So anyway, I thought it was a good time to teach a lesson which was somehow both a closing off of the course while still maintaining a sense of continuity. Also, after a week or so of exams, target reviews, course evaluations and so on, I thought it might be nice to get the students to learn something. (What’s that you say, targets are part of the learning process? Bless you and your funny ways.) In fairness, myself and the group’s main teacher have both worked hard, I think, to maintain a balance between the more reflective-administrative aspects of the course, and a need for the students to have something to take away from the lessons, but still, a “pure” language lesson, I thought, might be nice.

The lesson, then. I started from an idea around the students making farewell certificates for each other, initially thinking of students simply completing a prewritten certificate. You know the sort of thing: “this is awarded to Julio for being the Hardest Working Student”. Then I worked it through a bit more. What language were they going to need? Superlatives, of course. But this is a Level 1, that is intermediate group, and superlatives alone would be too easy, so I thought we could add in a review of comparatives, and, for good measure, some intensifiers. 

Ok, so next stop, how to get the idea started? Usually when I teach comparatives and superlatives, I like to get students to share personal (ish) information and compare that, but in this instance, I thought it would too similar to the final task, and anyway, a bit easy. So instead I chose to build a context by getting the students to classify a whiteboard full of nouns. Most of these were the traditionally bland items: cities, countries, vegetables, that sort of thing, with a couple of clever dick moments (China, Italy & Hungary to reflect countries of students in the group, plus another 3 countries, Australia, Iceland and Fiji… think about it.) I also allowed my inner imp some playtime and added recent US presidents and UK prime ministers,  including the current incumbents. 
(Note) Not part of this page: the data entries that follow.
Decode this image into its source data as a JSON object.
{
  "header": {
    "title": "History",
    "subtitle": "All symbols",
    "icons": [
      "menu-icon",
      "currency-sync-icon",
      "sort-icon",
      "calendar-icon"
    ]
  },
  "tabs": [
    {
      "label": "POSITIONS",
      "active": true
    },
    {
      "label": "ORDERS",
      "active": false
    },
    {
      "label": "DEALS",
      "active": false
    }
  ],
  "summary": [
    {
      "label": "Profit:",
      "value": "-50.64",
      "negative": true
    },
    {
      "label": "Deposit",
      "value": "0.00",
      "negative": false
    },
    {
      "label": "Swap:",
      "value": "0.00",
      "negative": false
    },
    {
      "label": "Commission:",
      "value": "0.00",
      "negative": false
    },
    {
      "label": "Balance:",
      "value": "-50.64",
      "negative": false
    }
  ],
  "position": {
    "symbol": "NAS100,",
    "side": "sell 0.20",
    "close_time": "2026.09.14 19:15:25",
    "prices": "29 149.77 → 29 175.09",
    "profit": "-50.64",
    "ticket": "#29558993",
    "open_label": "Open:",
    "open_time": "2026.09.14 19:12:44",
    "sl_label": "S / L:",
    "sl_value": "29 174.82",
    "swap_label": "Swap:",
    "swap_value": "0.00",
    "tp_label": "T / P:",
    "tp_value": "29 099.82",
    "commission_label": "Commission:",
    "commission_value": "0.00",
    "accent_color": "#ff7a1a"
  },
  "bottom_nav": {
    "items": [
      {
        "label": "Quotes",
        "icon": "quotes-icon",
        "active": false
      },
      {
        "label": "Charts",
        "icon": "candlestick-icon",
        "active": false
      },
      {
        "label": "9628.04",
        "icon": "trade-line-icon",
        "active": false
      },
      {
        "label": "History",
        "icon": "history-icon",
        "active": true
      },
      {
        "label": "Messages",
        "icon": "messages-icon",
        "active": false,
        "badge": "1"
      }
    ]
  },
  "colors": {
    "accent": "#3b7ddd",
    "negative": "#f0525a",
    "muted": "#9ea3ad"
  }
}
This was quite fun, and I think I judged the complexity of the groupings and and the number of words just right: a quick bit of pair work after working it out individually, before then feeding back to check. These then formed the basis of the practice activities later on. 

Next stop – presentation: I went teacher led, posting example sentences for each structure covering the main points (comparatives and superlatives) around form and spelling, concept questioning in classic CELTA style to draw out and check meanings. After covering each, the students wrote example sentences using the words from the sorting activity. Finally, the students reviewed with me various intensifiers for comparative and superlative phrases: by far, easily, for superlatives, far, much, a great deal, a lot, a bit, a little, a little bit, and a couple more for comparatives. These were then inserted into the previous sentences. 

The final task was the certificates (after a brief tangent into imperial and metric weights and measures – don’t ask). This was simple: students wrote their name at the top, then the “certificate” was passed around the room, and each student wrote a complimentary sentence about the person at the top, with feedback, before the finished certificate being returned to the originator with 8-10 sentences on it, which they could then read. Where students finished early, and to balance things out, I had the students write similar certificates for me and the group’s other teacher, which produced things like this:


It fitted the bill nicely, and was, overall, a good lesson. Like a lot of the lessons I teach now, context was incidental, arising from the classroom and the students, rather than an imposed context. There was a lot of opportunity for language and concepts to arise that I couldn’t necessarily predict, while still having a structure, and an expectation of language production. It was a lesson of ratios: in the first task was the right ratio of nouns and complexity for sorting, and later there was just the right ratio of new to old language, and this created the right level of engagement and focus for the students, with plenty to learn as well as recap. Insofar as it is ever possible to tell, the final sentences suggested, as well, that learning, or consolidation of learning, had happened.

Ob, and one more thing: I didn’t prompt the sentences about me, I promise. 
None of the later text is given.